Monik hanya bisa mengangguk, dengan perasaan tidak yakin.
“Kalau kamu setuju, aku minta kamu dan Boy segera pindah ke rumah ini. Mungkin … Indi juga akan aku pindahkan kemari. Apa kamu keberatan?”
“Indi? Pindah kemari? Boy pasti senang sekali,” kata Monik dengan mata berbinar. Indi sudah pernah datang dan Monik menyukainya. Ia juga berteman baik dengan ibunya.
“Apa bersama Desy juga?”
“Tidak. Dua hari lagi Desy akan menikah.”
“Menikah? Desy akan menikah?” Monik benar-benar terkejut.
“Benar. Dengan staf kantorku juga. Dia laki-laki baik, dan bisa menerima Desy walaupun dia sudah pernah punya anak. Setelah menikah, Desy akan pindah ke rumah suaminya, dan tampaknya Indi tidak mau ikut bersama ibunya. Lagi pula aku juga tidak ingin Indi hidup bersama ayah sambung. Kata orang-orang tua, tidak baik anak perempuan tinggal bersama ayah sambung.”

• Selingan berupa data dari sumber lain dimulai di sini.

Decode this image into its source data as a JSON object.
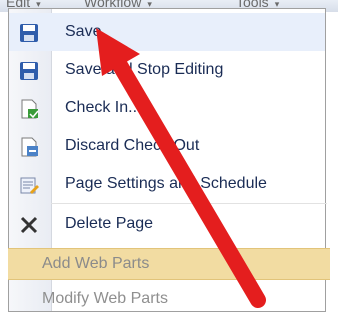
{
  "menubar": {
    "items": [
      "Edit",
      "Workflow",
      "Tools"
    ]
  },
  "menu": {
    "items": [
      {
        "label": "Save",
        "icon": "floppy-disk-icon"
      },
      {
        "label": "Save and Stop Editing",
        "icon": "floppy-disk-icon"
      },
      {
        "label": "Check In...",
        "icon": "check-in-icon"
      },
      {
        "label": "Discard Check Out",
        "icon": "discard-checkout-icon"
      },
      {
        "label": "Page Settings and Schedule",
        "icon": "page-settings-icon"
      },
      {
        "label": "Delete Page",
        "icon": "delete-x-icon"
      }
    ],
    "highlighted_item": {
      "label": "Add Web Parts"
    },
    "footer_item": {
      "label": "Modify Web Parts"
    }
  },
  "overlay": {
    "annotation": "red-arrow-pointing-to-save",
    "color": "#e41e1e"
  }
}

“Ah, itu bagus sekali. Boy akan punya teman bermain.”
“Tapi aku belum mengatakannya pada Indi. Pada suatu hari, aku pernah bicara soal itu, dan tampaknya Indi senang. Nanti aku akan mengajaknya bicara lagi. Semoga sebelum masuk sekolah nanti sudah bisa pindah kemari dan sekolah bersama Boy.”
“Baiklah, dengan adanya Indi, Boy pasti tidak keberatan pindah ke rumah ini.”
“Menurutku juga begitu. Masalah Tomy, dia akan menyusul pindah kemari setelah kuliahnya selesai, dan dia bisa aku serahi bisnis yang ada di kota ini.”
“Semoga semuanya lancar.”
“Ibuuuu, aku haus,” tiba-tiba Boy berteriak dari halaman, kemudian berlari masuk ke rumah.”
“Di kulkas ada minuman dingin,” kata pak Drajat yang sudah lebih dulu mengisi kulkas di rumah baru itu dengan makanan dan minuman yang bisa dipakai sewaktu-waktu.
Monik segera mengambilkan minum seperti perintah sang ayah mertua.
“Boy, apa kamu senang rumah ini?”
“Ini rumah kakek ya?”
“Nanti Indi akan tinggal di rumah ini.”
“Benarkah? Boy akan sering main kemari kalau ada Indi.”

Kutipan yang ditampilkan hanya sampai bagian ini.